Wire service writers do some old fashioned reporting – going over public records – to find 100 flights on corporate jets, stays at world-class hotels, and other examples of high life paid for by donors and PACs

By Barry Sussman

In rich detail, an Associated Press story says that while “Tom DeLay became a king of campaign fundraising, he lived like one too.” The story, dated Dec. 20, 2005, says that “over the past six years, the former House majority leader and his associates have visited places of luxury most Americans have never seen, often getting there aboard corporate jets arranged by lobbyists and other special interests.”

Written by AP reporters Larry Margasak and Sharon Theimer, the 1530-word article cites public documents that show “at least 48 visits to golf clubs and resorts with lush fairways” during that period; “100 flights aboard company planes; 200 stays at hotels, many world-class; and 500 meals at restaurants, some averaging nearly $200 for a dinner for two.”

“Instead of his personal expense, the meals and trips for DeLay and his associates were paid with donations collected by the campaign committees, political action committees and children's charity the Texas Republican created during his rise to the top of Congress,” the article states.

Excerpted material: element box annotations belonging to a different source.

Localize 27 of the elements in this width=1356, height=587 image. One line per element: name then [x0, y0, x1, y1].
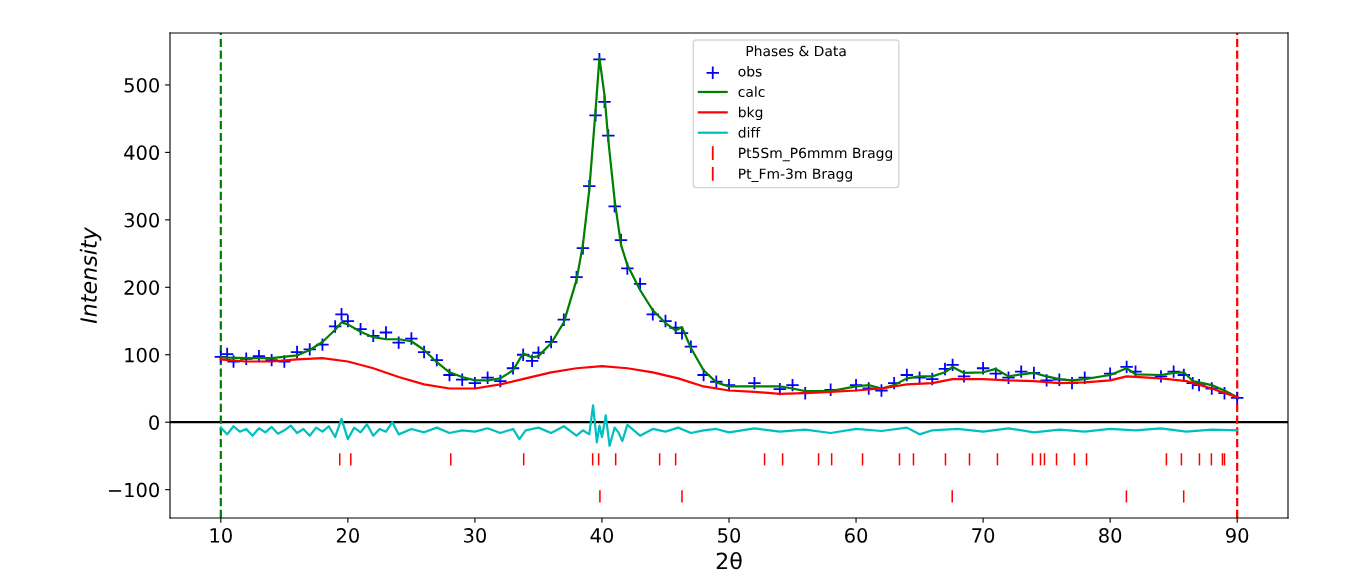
y-tick-label: 500	[124, 77, 159, 93]
x-tick-label: 80	[1099, 528, 1122, 543]
y-tick-label: 200	[124, 280, 159, 295]
y-tick-label: 400	[124, 145, 159, 161]
x-tick-label: 50	[718, 528, 741, 543]
legend-label: calc	[738, 86, 765, 98]
y-tick-label: 0	[149, 415, 159, 430]
legend-label: Pt5Sm_P6mmm Bragg	[739, 147, 893, 162]
y-axis-title: Intensity	[79, 226, 102, 324]
x-tick-label: 90	[1226, 528, 1249, 543]
x-tick-label: 20	[336, 528, 359, 543]
legend-title: Phases & Data	[746, 45, 846, 57]
line-series	[219, 404, 1239, 447]
y-tick-label: 100	[125, 347, 159, 363]
x-tick-label: 40	[590, 528, 614, 543]
x-tick-label: 60	[845, 528, 868, 543]
y-tick-label: −100	[108, 482, 159, 498]
y-tick-label: 300	[124, 212, 159, 228]
x-axis-title: 2θ	[716, 551, 742, 570]
x-tick-label: 70	[972, 528, 995, 543]
legend-label: diff	[738, 127, 761, 138]
x-tick-label: 10	[210, 528, 232, 543]
legend-label: bkg	[739, 106, 763, 121]
legend-label: obs	[738, 65, 762, 77]
legend-label: Pt_Fm-3m Bragg	[739, 168, 852, 183]
x-tick-label: 30	[464, 528, 486, 543]
line-series	[219, 357, 1239, 399]
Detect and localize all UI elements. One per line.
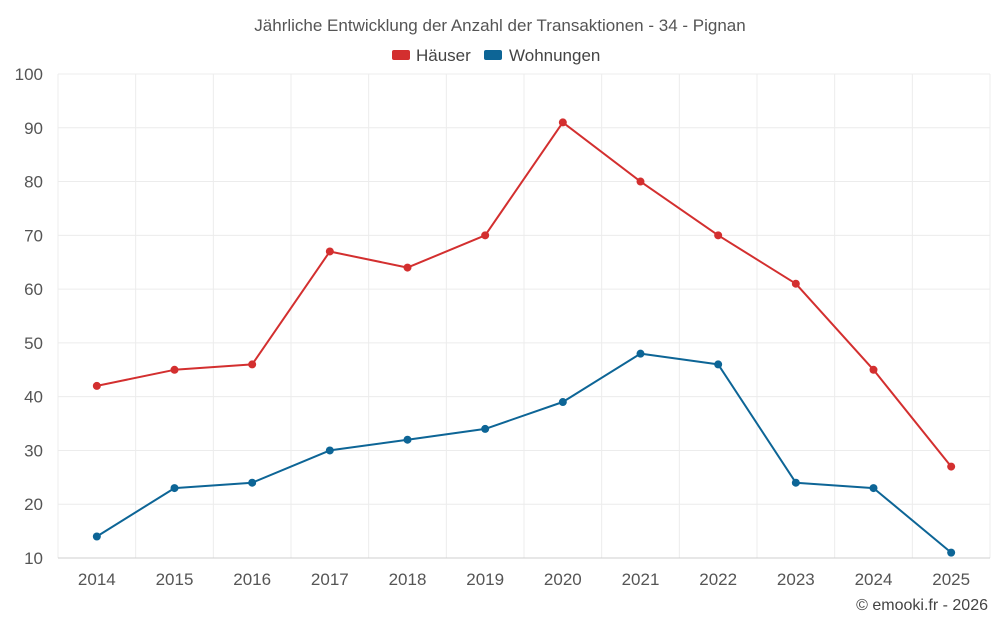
data-point-haeuser-2020[interactable] bbox=[558, 118, 567, 127]
data-point-wohnungen-2017[interactable] bbox=[325, 446, 334, 455]
credit-text: © emooki.fr - 2026 bbox=[856, 597, 988, 614]
x-tick-label: 2018 bbox=[389, 570, 427, 589]
data-point-wohnungen-2024[interactable] bbox=[869, 484, 878, 493]
legend: Häuser Wohnungen bbox=[392, 46, 600, 65]
y-tick-label: 70 bbox=[24, 226, 43, 245]
x-tick-label: 2022 bbox=[699, 570, 737, 589]
y-tick-label: 60 bbox=[24, 280, 43, 299]
data-point-wohnungen-2019[interactable] bbox=[481, 424, 490, 433]
data-point-haeuser-2025[interactable] bbox=[947, 462, 956, 471]
x-tick-label: 2021 bbox=[622, 570, 660, 589]
grid bbox=[57, 73, 991, 559]
legend-swatch-haeuser bbox=[392, 50, 410, 60]
data-point-wohnungen-2021[interactable] bbox=[636, 349, 645, 358]
data-point-haeuser-2022[interactable] bbox=[714, 231, 723, 240]
data-point-wohnungen-2014[interactable] bbox=[92, 532, 101, 541]
x-tick-label: 2024 bbox=[855, 570, 893, 589]
legend-swatch-wohnungen bbox=[484, 50, 502, 60]
legend-label-wohnungen: Wohnungen bbox=[509, 46, 600, 65]
data-point-wohnungen-2020[interactable] bbox=[558, 398, 567, 407]
x-tick-label: 2019 bbox=[466, 570, 504, 589]
data-point-haeuser-2024[interactable] bbox=[869, 365, 878, 374]
y-tick-label: 40 bbox=[24, 388, 43, 407]
series-haeuser bbox=[92, 118, 956, 471]
y-tick-label: 20 bbox=[24, 495, 43, 514]
data-point-haeuser-2014[interactable] bbox=[92, 381, 101, 390]
x-tick-label: 2015 bbox=[156, 570, 194, 589]
data-point-wohnungen-2022[interactable] bbox=[714, 360, 723, 369]
y-axis: 10 20 30 40 50 60 70 80 90 100 bbox=[15, 65, 43, 568]
data-point-wohnungen-2025[interactable] bbox=[947, 548, 956, 557]
x-tick-label: 2023 bbox=[777, 570, 815, 589]
y-tick-label: 30 bbox=[24, 441, 43, 460]
legend-item-haeuser[interactable]: Häuser bbox=[392, 46, 471, 65]
data-point-haeuser-2019[interactable] bbox=[481, 231, 490, 240]
data-point-wohnungen-2018[interactable] bbox=[403, 435, 412, 444]
x-tick-label: 2020 bbox=[544, 570, 582, 589]
x-tick-label: 2016 bbox=[233, 570, 271, 589]
legend-item-wohnungen[interactable]: Wohnungen bbox=[484, 46, 600, 65]
x-tick-label: 2025 bbox=[932, 570, 970, 589]
y-tick-label: 100 bbox=[15, 65, 43, 84]
y-tick-label: 90 bbox=[24, 119, 43, 138]
chart-title: Jährliche Entwicklung der Anzahl der Tra… bbox=[254, 16, 745, 35]
data-point-wohnungen-2016[interactable] bbox=[248, 478, 257, 487]
legend-label-haeuser: Häuser bbox=[416, 46, 471, 65]
series-line-haeuser bbox=[96, 121, 952, 468]
y-tick-label: 80 bbox=[24, 173, 43, 192]
series bbox=[92, 118, 956, 557]
data-point-haeuser-2016[interactable] bbox=[248, 360, 257, 369]
data-point-haeuser-2015[interactable] bbox=[170, 365, 179, 374]
data-point-wohnungen-2015[interactable] bbox=[170, 484, 179, 493]
series-wohnungen bbox=[92, 349, 956, 557]
data-point-haeuser-2023[interactable] bbox=[791, 279, 800, 288]
data-point-wohnungen-2023[interactable] bbox=[791, 478, 800, 487]
x-axis: 2014 2015 2016 2017 2018 2019 2020 2021 2022 2023… bbox=[78, 570, 970, 589]
data-point-haeuser-2021[interactable] bbox=[636, 177, 645, 186]
x-tick-label: 2017 bbox=[311, 570, 349, 589]
series-line-wohnungen bbox=[96, 352, 952, 554]
data-point-haeuser-2017[interactable] bbox=[325, 247, 334, 256]
y-tick-label: 10 bbox=[24, 549, 43, 568]
x-tick-label: 2014 bbox=[78, 570, 116, 589]
y-tick-label: 50 bbox=[24, 334, 43, 353]
data-point-haeuser-2018[interactable] bbox=[403, 263, 412, 272]
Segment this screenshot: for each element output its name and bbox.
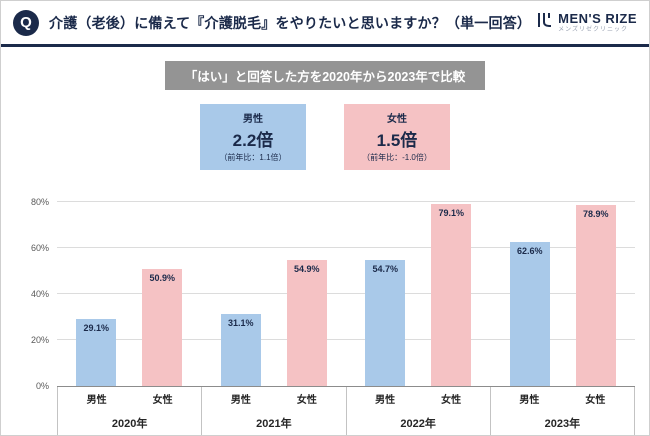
chart-group-2020年: 29.1% 50.9%: [57, 202, 202, 386]
bar-value-label: 79.1%: [438, 208, 465, 219]
category-label: 2021年: [256, 418, 292, 430]
question-icon: Q: [13, 9, 39, 36]
series-label-male: 男性: [519, 395, 540, 406]
mens-rize-logo-icon: [536, 11, 554, 34]
category-cell: 男性 女性 2023年: [491, 387, 635, 435]
highlight-group-label: 男性: [243, 114, 263, 125]
highlight-note: （前年比：-1.0倍）: [362, 153, 432, 162]
highlight-boxes: 男性 2.2倍 （前年比：1.1倍） 女性 1.5倍 （前年比：-1.0倍）: [1, 104, 649, 170]
highlight-female: 女性 1.5倍 （前年比：-1.0倍）: [344, 104, 450, 170]
logo-subtext: メンズリゼクリニック: [558, 26, 629, 33]
bar-value-label: 78.9%: [582, 208, 609, 219]
series-label-female: 女性: [585, 395, 606, 406]
y-tick-label: 0%: [35, 381, 49, 391]
mens-rize-logo: MEN'S RIZE メンズリゼクリニック: [536, 11, 637, 34]
series-label-female: 女性: [441, 395, 462, 406]
highlight-group-label: 女性: [387, 114, 407, 125]
series-label-male: 男性: [230, 395, 251, 406]
bar-value-label: 62.6%: [516, 246, 543, 257]
page-title: 介護（老後）に備えて『介護脱毛』をやりたいと思いますか？（単一回答）: [49, 14, 532, 31]
highlight-male: 男性 2.2倍 （前年比：1.1倍）: [200, 104, 306, 170]
bar-male: 29.1%: [76, 319, 117, 386]
series-label-male: 男性: [375, 395, 396, 406]
bar-female: 54.9%: [286, 259, 327, 386]
category-cell: 男性 女性 2022年: [347, 387, 491, 435]
y-tick-label: 40%: [30, 289, 49, 299]
chart-group-2023年: 62.6% 78.9%: [491, 202, 636, 386]
y-tick-label: 80%: [30, 197, 49, 207]
series-label-female: 女性: [152, 395, 173, 406]
y-axis-labels: 0% 20% 40% 60% 80%: [11, 197, 57, 391]
series-label-row: 男性 女性: [202, 391, 345, 406]
logo-text: MEN'S RIZE: [558, 11, 637, 27]
highlight-value: 1.5倍: [376, 131, 418, 150]
y-tick-label: 60%: [30, 243, 49, 253]
bar-male: 62.6%: [509, 242, 550, 386]
chart-group-2021年: 31.1% 54.9%: [202, 202, 347, 386]
category-label: 2022年: [400, 418, 436, 430]
gridline: [57, 339, 635, 340]
bar-female: 79.1%: [431, 204, 472, 386]
series-label-row: 男性 女性: [347, 391, 490, 406]
plot-column: 29.1% 50.9% 31.1% 54.9% 54.7% 79.1% 62.6% 78.9%…: [57, 201, 636, 435]
chart-group-2022年: 54.7% 79.1%: [346, 202, 491, 386]
series-label-row: 男性 女性: [58, 391, 201, 406]
highlight-value: 2.2倍: [232, 131, 274, 150]
plot-area: 29.1% 50.9% 31.1% 54.9% 54.7% 79.1% 62.6% 78.9%: [57, 201, 636, 387]
x-axis-labels: 男性 女性 2020年 男性 女性 2021年 男性 女性 2022年 男性 女性 2023年: [57, 387, 635, 435]
category-label: 2023年: [544, 418, 581, 430]
bar-female: 50.9%: [142, 268, 183, 386]
series-label-female: 女性: [296, 395, 317, 406]
bar-female: 78.9%: [575, 204, 616, 386]
bar-value-label: 50.9%: [149, 272, 176, 283]
y-tick-label: 20%: [30, 335, 49, 345]
category-label: 2020年: [111, 418, 148, 430]
comparison-badge: 「はい」と回答した方を2020年から2023年で比較: [164, 61, 486, 90]
bar-male: 54.7%: [365, 260, 406, 386]
highlight-note: （前年比：1.1倍）: [219, 153, 287, 162]
series-label-male: 男性: [86, 395, 107, 406]
bar-chart: 0% 20% 40% 60% 80% 29.1% 50.9% 31.1% 54.9% 54.7%…: [11, 197, 636, 435]
series-label-row: 男性 女性: [491, 391, 634, 406]
gridline: [57, 201, 635, 202]
category-cell: 男性 女性 2021年: [202, 387, 347, 435]
bar-value-label: 54.7%: [372, 264, 399, 275]
bar-male: 31.1%: [220, 314, 261, 386]
header: Q 介護（老後）に備えて『介護脱毛』をやりたいと思いますか？（単一回答） MEN…: [1, 1, 649, 47]
gridline: [57, 293, 635, 294]
category-cell: 男性 女性 2020年: [57, 387, 203, 435]
logo-text-wrap: MEN'S RIZE メンズリゼクリニック: [558, 11, 637, 33]
bar-value-label: 54.9%: [293, 263, 320, 274]
bar-value-label: 31.1%: [227, 318, 254, 329]
bar-value-label: 29.1%: [83, 323, 110, 334]
gridline: [57, 247, 635, 248]
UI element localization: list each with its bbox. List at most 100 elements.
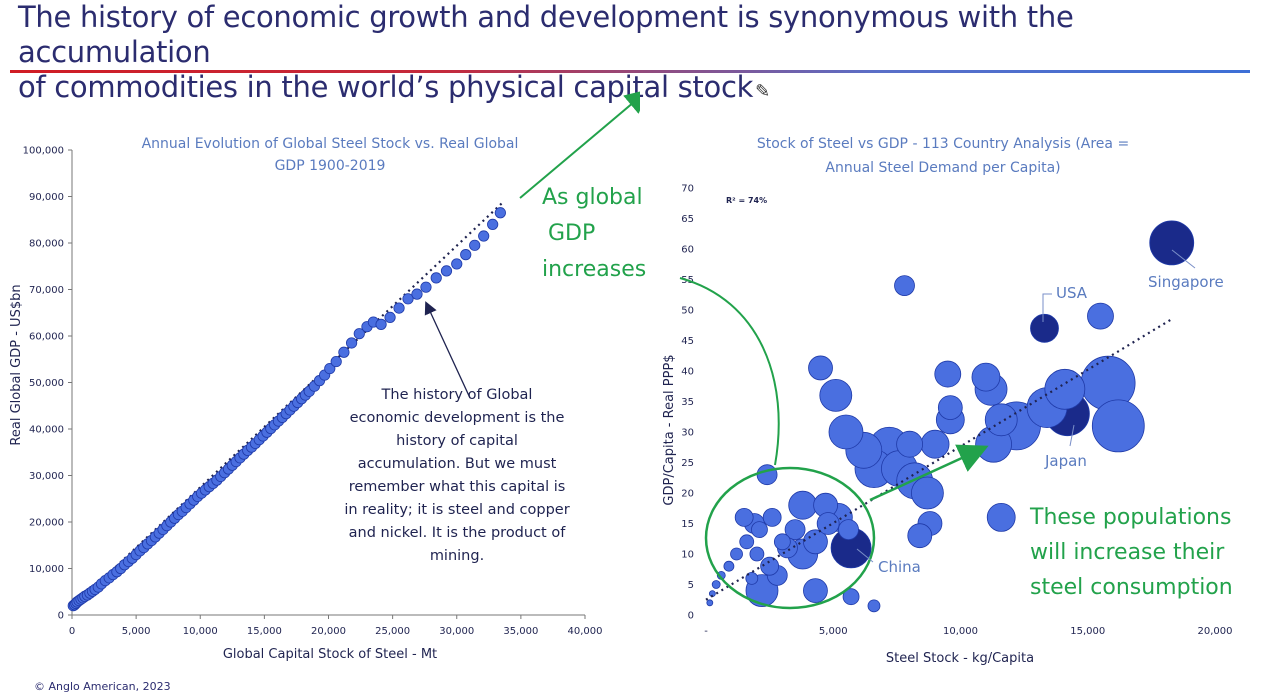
chart2-y-tick-label: 40 [681, 367, 694, 378]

It goes on to say that “AP's review found DeLay's various organizations spent at least $1 million over the last six years on top hotels, restaurants, golf resorts and corporate jet flights for their boss and his associates.”

The article doesn’t question the legality of the trips or spending, noting that “while it's illegal for a lawmaker to tap political donations for a family vacation, it is perfectly legal to spend it in luxury if the stated purpose is raising more money or talking politics.”

“Special interests routinely make donations and attend fundraisers to gain access to government decisionmakers, the AP article noted. But, it said, that “while other congressional leaders accepted trips and used political money to cover travel, none compares with DeLay.”

The one who comes closest, according to the AP report, is House Speaker Dennis Hastert, R-Ill.